You may not remember back in 2006 when scientists nearly destroyed the planet. In fact, you might not have even heard about it.
What happened was this: the smart guys over at Sandia National Labs were running a ‘routine’ test when they incidentally created gases in excess of 3,600,000,000 degrees Fahrenheit (that’s three point six billion degrees). For reference, that’s seventeen million times what it takes to boil water, or one point four million times what it takes to melt steel, or one hundred and thirty times as hot as the core of the sun. In short, it’s really stamping hot.
As if that wasn’t dangerous enough, this phenomenal heat wasn’t actually produced during the test, but after the machinery had been turned off—when it was supposed to be cooling down. As far as the scientists could tell, the heat was sustaining itself, generating more energy than had been initially put in. That is to say: they didn’t try to make it happen, and they weren’t able to stop it. I find that really scary. They found it ‘puzzling.’
“At first, we were disbelieving,” said project leader Chris Deeney, his English reminiscent of a 419 scam. “We repeated the experiment many times to make sure we had a true result.”

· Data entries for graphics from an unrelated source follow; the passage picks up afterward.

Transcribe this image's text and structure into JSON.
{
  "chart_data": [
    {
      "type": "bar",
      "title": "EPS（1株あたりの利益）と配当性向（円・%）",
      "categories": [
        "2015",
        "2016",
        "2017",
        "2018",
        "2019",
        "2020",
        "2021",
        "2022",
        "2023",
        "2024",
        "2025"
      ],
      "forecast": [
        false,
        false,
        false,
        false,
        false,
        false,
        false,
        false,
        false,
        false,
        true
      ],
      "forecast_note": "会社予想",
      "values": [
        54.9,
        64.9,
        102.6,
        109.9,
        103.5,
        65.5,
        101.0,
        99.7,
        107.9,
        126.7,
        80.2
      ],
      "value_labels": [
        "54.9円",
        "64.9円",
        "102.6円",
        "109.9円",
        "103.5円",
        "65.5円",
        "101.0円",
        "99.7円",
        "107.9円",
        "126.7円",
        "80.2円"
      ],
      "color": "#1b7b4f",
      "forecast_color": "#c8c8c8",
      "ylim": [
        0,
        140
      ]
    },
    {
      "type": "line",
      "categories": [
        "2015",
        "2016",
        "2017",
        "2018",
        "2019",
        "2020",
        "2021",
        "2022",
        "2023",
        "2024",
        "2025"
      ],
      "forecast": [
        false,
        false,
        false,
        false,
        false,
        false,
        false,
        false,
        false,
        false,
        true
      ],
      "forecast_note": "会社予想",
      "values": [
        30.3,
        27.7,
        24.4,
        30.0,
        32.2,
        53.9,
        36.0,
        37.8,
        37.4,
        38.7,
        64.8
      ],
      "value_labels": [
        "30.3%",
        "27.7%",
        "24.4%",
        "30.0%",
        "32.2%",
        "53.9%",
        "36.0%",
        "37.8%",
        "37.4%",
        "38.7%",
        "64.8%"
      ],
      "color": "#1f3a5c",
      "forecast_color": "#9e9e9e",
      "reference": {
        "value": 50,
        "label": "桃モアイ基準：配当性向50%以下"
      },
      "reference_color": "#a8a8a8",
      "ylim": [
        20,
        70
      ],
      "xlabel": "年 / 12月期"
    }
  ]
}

They repeated it. They had accidentally created an incomprehensible amount heat over which they had no control, and they kept doing it to see what would happen? I’d hate to have been a fly on that wall:
“Think it will grow bigger this time?” Tweedledee, PhD asks. “Maybe eat up the whole planet?”
“Nah,” Tweedledee, ScD replies. “But how cool if it seared through the dimensional barrier, loosing demons and bringing hell to Earth?”
So that was 2006, and somehow we’re still here. But, like a speeder that’s never been caught, science is still on the march. This timethey’re building a ‘miniature sun’ right here on the surface of the Earth (you know, the planet that every complains we’re destroying). The idea is simple: take a 1.4-megajoule laser system, split it into 192 individual beams and then use those to ignite a forty ton block of uranium. Woah, yeah, nothing scary about a giant hunk of burning uranium.
You know, it’s always touching when those peace-loving scientists gather around their death-clock to moan about global warming, but the truth is, they’re the truly dangerous. We might be trashing this planet, but they’ll chuck the whole thing away for the chance to find something ‘neat.’